Artistic Canon - What is Considered Canon in Art History and Why?
Art history centers on the study of art over time, selecting the exemplary from the noteworthy along the way for inclusion in the 'artistic canon'. But, what exactly makes certain works and creators more important than others?
The so-called artistic canon as is defined by academic art history concerns itself almost entirely with a very limited stock of artistic creations. Thus, the topic of a true artistic canon in history is a controversial one indeed.
"American Gothic" by Grant Wood
Academic artistic canon has famously focused on Western and European artwork alone.
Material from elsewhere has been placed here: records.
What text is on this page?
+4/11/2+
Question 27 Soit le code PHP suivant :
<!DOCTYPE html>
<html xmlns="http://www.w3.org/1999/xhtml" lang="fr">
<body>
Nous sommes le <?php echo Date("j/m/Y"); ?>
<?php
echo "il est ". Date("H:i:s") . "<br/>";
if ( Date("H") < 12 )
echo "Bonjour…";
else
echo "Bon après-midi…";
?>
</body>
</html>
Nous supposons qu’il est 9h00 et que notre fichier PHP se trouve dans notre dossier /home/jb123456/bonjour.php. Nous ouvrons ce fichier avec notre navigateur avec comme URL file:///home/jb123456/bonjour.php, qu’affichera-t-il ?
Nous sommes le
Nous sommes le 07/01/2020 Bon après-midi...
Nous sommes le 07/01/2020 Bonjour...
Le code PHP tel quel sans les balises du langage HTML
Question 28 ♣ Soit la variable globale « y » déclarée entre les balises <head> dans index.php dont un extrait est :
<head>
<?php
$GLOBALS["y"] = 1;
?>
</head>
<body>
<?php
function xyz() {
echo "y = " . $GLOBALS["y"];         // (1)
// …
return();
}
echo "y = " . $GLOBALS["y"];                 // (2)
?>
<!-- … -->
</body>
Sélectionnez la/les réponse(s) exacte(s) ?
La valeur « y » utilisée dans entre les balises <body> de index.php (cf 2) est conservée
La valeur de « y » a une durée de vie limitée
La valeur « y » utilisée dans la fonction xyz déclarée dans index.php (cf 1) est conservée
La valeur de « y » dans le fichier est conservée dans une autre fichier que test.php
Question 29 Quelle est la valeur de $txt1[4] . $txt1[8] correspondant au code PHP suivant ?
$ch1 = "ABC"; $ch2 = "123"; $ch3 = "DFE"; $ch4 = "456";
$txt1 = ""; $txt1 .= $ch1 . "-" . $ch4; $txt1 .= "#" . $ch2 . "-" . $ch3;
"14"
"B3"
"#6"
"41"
Works created outside of such spheres are overlooked for the most part, leading many to believe a number of regionalized 'artistic canons' ought to exist to better exemplify the world's wide and varied assortment of art styles.
"Mona Lisa" by Leonardo Da Vinci
Dubbed Non-Western art, these new additions to the practice of art history help enrich the field with intriguing parallels between cultures and methods of creative expression.
"The Gulf Stream" by Winslow Homer
However, it isn't merely highlighting cultural differences in art and fostering greater appreciation for these that the use of more specific artistic canons provides. Marginalized groups of artists of all stripes benefit best from such a concept.
"Femme au Chapeau" by Henri Matisse
Traditional art history, in teaching the usual 'artistic canon,' largely overlooks the great works of women as well. Making room for such creators would greatly help in broadening the impact of the art world on contemporary society.